The academy/accumulation style story is one I like a lot, but Darwin's specific style just made it impossible for me to get through the book properly. The violence feels clean and neat, even when it's supposed to be brutal and horrifying. People get beaten to death and it feels like the narrative barely notices, there's that little impact on the reader.

Maybe part of it is because I am quite familiar with, and accustomed to, martial arts and fighting. I know how punches and kicks and chokes work, so I don't need them explained to me in the very pedestrian terms Darwin seems to prefer. Maybe this book sounds better if you don't have any fighting experience, I can't say.

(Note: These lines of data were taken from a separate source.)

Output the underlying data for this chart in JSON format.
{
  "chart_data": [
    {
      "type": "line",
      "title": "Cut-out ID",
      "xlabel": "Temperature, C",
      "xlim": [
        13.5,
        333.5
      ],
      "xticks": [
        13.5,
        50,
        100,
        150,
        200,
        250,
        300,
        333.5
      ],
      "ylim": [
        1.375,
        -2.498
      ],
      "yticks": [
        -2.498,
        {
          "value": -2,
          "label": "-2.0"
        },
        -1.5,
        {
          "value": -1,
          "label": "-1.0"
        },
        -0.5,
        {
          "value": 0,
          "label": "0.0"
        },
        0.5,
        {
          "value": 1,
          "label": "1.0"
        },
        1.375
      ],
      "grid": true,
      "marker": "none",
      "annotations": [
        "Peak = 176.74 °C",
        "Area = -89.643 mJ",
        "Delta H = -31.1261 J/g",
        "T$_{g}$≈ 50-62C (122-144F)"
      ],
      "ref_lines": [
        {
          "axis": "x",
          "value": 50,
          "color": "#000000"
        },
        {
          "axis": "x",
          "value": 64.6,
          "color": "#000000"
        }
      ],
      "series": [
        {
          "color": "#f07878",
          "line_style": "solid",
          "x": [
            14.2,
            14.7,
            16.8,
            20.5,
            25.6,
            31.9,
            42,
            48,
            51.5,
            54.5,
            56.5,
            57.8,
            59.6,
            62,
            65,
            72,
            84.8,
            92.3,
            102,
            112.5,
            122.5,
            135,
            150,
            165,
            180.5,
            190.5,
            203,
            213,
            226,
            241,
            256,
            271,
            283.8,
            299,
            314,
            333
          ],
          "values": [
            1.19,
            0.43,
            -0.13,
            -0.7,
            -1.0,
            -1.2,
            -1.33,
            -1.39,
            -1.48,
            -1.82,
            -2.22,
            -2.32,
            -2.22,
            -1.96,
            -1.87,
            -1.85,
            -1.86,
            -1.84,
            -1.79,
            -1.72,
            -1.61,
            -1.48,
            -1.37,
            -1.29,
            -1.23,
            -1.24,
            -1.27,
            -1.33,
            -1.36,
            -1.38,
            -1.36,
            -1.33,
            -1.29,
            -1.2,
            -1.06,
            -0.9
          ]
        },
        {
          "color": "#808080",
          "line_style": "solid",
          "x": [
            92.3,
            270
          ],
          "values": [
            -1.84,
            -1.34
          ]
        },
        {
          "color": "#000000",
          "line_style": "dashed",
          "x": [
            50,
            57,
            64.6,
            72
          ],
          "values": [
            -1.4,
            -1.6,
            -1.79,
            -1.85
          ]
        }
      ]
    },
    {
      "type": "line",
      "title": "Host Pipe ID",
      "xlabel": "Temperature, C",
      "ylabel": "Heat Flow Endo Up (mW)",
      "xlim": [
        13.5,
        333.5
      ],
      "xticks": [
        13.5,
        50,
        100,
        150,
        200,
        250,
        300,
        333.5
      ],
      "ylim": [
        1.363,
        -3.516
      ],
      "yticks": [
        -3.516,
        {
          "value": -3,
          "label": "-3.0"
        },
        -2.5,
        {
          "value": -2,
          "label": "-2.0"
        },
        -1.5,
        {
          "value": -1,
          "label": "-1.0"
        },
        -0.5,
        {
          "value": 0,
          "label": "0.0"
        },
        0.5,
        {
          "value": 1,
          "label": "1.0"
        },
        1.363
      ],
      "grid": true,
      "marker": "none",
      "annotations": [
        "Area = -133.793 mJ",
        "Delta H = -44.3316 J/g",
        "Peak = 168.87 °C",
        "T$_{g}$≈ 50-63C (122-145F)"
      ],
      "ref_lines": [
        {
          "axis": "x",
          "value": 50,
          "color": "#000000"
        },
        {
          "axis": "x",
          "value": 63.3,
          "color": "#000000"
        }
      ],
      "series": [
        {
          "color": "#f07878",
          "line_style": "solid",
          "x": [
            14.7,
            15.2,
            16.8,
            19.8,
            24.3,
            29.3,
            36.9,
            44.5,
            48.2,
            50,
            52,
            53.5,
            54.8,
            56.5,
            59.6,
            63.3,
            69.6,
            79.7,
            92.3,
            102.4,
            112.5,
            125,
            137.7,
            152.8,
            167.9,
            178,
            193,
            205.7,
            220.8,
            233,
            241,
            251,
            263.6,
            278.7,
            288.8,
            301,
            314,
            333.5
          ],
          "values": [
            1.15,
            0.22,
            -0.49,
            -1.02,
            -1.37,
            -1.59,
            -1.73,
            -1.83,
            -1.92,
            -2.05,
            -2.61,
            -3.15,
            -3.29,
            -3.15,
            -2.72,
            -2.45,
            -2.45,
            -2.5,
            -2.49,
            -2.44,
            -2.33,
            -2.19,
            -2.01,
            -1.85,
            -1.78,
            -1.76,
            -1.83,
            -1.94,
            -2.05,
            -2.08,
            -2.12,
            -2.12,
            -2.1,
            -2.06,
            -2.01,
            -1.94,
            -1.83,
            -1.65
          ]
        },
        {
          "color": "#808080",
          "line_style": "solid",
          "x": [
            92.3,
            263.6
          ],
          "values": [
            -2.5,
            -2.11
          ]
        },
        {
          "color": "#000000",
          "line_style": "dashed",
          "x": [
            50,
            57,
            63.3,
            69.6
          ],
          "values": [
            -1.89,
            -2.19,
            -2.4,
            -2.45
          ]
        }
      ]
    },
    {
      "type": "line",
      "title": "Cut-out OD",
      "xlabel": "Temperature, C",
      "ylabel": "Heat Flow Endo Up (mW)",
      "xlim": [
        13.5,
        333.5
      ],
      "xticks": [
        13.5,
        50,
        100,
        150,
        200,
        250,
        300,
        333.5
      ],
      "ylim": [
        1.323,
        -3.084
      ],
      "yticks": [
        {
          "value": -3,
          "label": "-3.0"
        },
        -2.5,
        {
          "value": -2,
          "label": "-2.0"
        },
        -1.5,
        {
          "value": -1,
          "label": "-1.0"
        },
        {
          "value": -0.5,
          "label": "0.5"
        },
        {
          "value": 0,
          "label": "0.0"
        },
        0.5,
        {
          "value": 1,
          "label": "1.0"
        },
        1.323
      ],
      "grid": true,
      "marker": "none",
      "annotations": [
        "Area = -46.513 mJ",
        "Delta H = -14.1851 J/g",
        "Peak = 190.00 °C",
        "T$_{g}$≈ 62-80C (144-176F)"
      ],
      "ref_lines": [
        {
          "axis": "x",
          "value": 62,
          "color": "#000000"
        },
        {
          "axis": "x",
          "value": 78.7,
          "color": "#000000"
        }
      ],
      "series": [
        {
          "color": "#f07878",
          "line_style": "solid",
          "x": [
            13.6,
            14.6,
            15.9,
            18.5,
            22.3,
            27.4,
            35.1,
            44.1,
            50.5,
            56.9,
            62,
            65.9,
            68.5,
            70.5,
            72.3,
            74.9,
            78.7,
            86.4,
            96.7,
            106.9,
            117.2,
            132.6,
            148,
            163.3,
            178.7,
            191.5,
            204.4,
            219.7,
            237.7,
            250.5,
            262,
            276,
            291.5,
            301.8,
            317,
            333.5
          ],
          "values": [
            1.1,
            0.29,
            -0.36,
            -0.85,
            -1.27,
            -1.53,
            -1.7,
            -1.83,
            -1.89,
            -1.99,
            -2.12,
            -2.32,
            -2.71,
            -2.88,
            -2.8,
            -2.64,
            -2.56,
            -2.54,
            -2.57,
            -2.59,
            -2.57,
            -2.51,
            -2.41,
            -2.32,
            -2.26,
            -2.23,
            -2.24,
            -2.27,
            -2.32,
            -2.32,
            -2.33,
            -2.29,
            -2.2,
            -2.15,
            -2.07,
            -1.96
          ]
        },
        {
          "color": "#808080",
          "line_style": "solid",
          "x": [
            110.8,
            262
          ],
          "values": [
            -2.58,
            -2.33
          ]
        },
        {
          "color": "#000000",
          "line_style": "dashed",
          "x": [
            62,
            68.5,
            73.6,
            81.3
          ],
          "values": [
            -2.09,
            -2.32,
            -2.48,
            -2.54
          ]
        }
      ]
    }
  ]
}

What I can say is that I did not want to keep reading. I pushed myself to do so, and credit where it's due, the book finishes better than it starts. Unfortunately, the narrative never really rises far enough to overcome the core problems, and late-stage efforts to add some intrigue fail to land properly due to a deficit of emotional investment thanks to the weak start. Standard-issue first-book cliffhanger is fine, but it feels mild and amateurish, doesn't hook me properly.

NOTE: I read the two sequels, to make sure I wasn't being unfair in my review. I'm not. The same problems from this review plague the other novels separately AND the series as a whole.

TL;DR: Dry, technical descriptions of violence need a compelling world or interesting protagonist to avoid being boring, and Combat Codes has neither. A paint-by-numbers sci-fi story with too much of its identity wrapped up in accurate fight scenes fails to enthrall, horrify or particularly entertain. Would not recommend.